Even conceptually it’s not trivial : sorting a native dict requires entering n keys into the mapping after pulling them out, whereas sorting an OrderedDict only requires setting 2*n links. It’s not obvious to me that the one would be faster than the other.
That’s the intuition I shared earlier : I suspect the OrderedDict structure, while heavier in memory, allows us to gain time as compared to dict in this sorting use-case.

I think it is a bad motivation.

Since OrderedDict uses 2x memory and slow to create than dict, adding sort method only to OrderedDict makes sense to me only if:

a. Only OrderedDict have strong use cases, or
b. OrderedDict.sort() will be much efficient than dict.sort().

You didn’t explain why OrderedDict is important for your use case.

(b) is the only reason to add sort method only to OrderedDict to me.
That is why I compared dict.sort() and OrderedDict.sort() performance. It is very relevant to this topic.

OrderedDict.sort() requires n times lookup + setting 2*n links. Dict.sort() requires n insertion.
I don’t know which is faster, but I would not expect OrderedDict.sort() to be more than twice as fast as dict.sort(). Both are O(n * log n) anyway.

2 Likes

Not for that, I was sort-of expecting the reverse, that the new feature had the potential to attract people into using OrderedDict - not that it’s a goal in itself either. That, and sorting being related to ordering and ordering to OrderedDict which makes the feature “fit” more with OrderedDict as a concept. So, no for your (a).
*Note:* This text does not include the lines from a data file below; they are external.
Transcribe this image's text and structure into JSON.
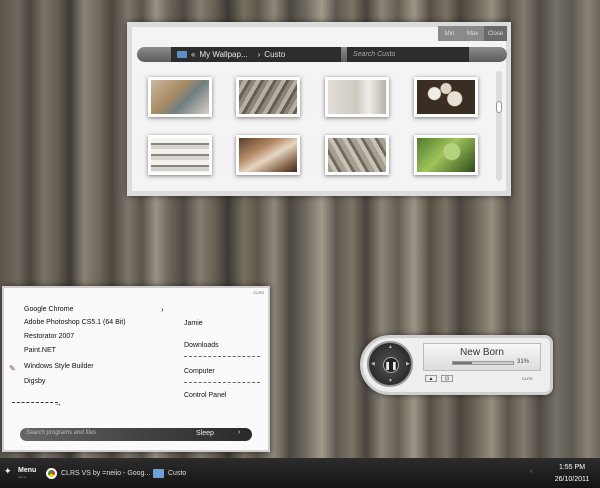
{
  "explorer": {
    "controls": [
      "Min",
      "Max",
      "Close"
    ],
    "path_arrows": "«",
    "path_parent": "My Wallpap...",
    "path_sep": "›",
    "path_current": "Custo",
    "search_placeholder": "Search Custo"
  },
  "start_menu": {
    "brand": "CLRS",
    "programs": [
      "Google Chrome",
      "Adobe Photoshop CS5.1 (64 Bit)",
      "Restorator 2007",
      "Paint.NET",
      "Windows Style Builder",
      "Digsby"
    ],
    "submenu_arrow": "›",
    "right_links": [
      "Jamie",
      "Downloads",
      "Computer",
      "Control Panel"
    ],
    "all_programs_arrow": "→",
    "search_placeholder": "Search programs and files",
    "sleep_label": "Sleep",
    "sleep_arrow": "›"
  },
  "player": {
    "title": "New Born",
    "progress_percent": 31,
    "progress_label": "31%",
    "pause_glyph": "❚❚",
    "brand": "CLRS"
  },
  "taskbar": {
    "menu_label": "Menu",
    "menu_sub": "clrs vs",
    "menu_logo": "✦",
    "tasks": [
      {
        "label": "CLRS VS by =neiio - Goog..."
      },
      {
        "label": "Custo"
      }
    ],
    "tray_arrow": "‹",
    "time": "1:55 PM",
    "date": "26/10/2011"
  }
}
As for performance benchmarks, I’ll say again : you can’t compare C and Python. If we want a relevant benchmark, my OrderedDict.sort needs to be ported to C language. But I don’t think I’m able to write that, and I’m certainly incapable of compiling it.

Of course. I just wanted you to realize that OrderedDict.sort() needs to do more than just update the double linked list.

What else does it need to do? Doesn’t move_to_end also only update the double linked list?

C implementation of move_to_end does:

  1. Lookup key. (dict lookup)
  2. Find list node from key index
  3. Move the node to the end.

Since list node position is tightly coupled with internal index of the key, OrderedDict.sort() need to do this n times.

1 Like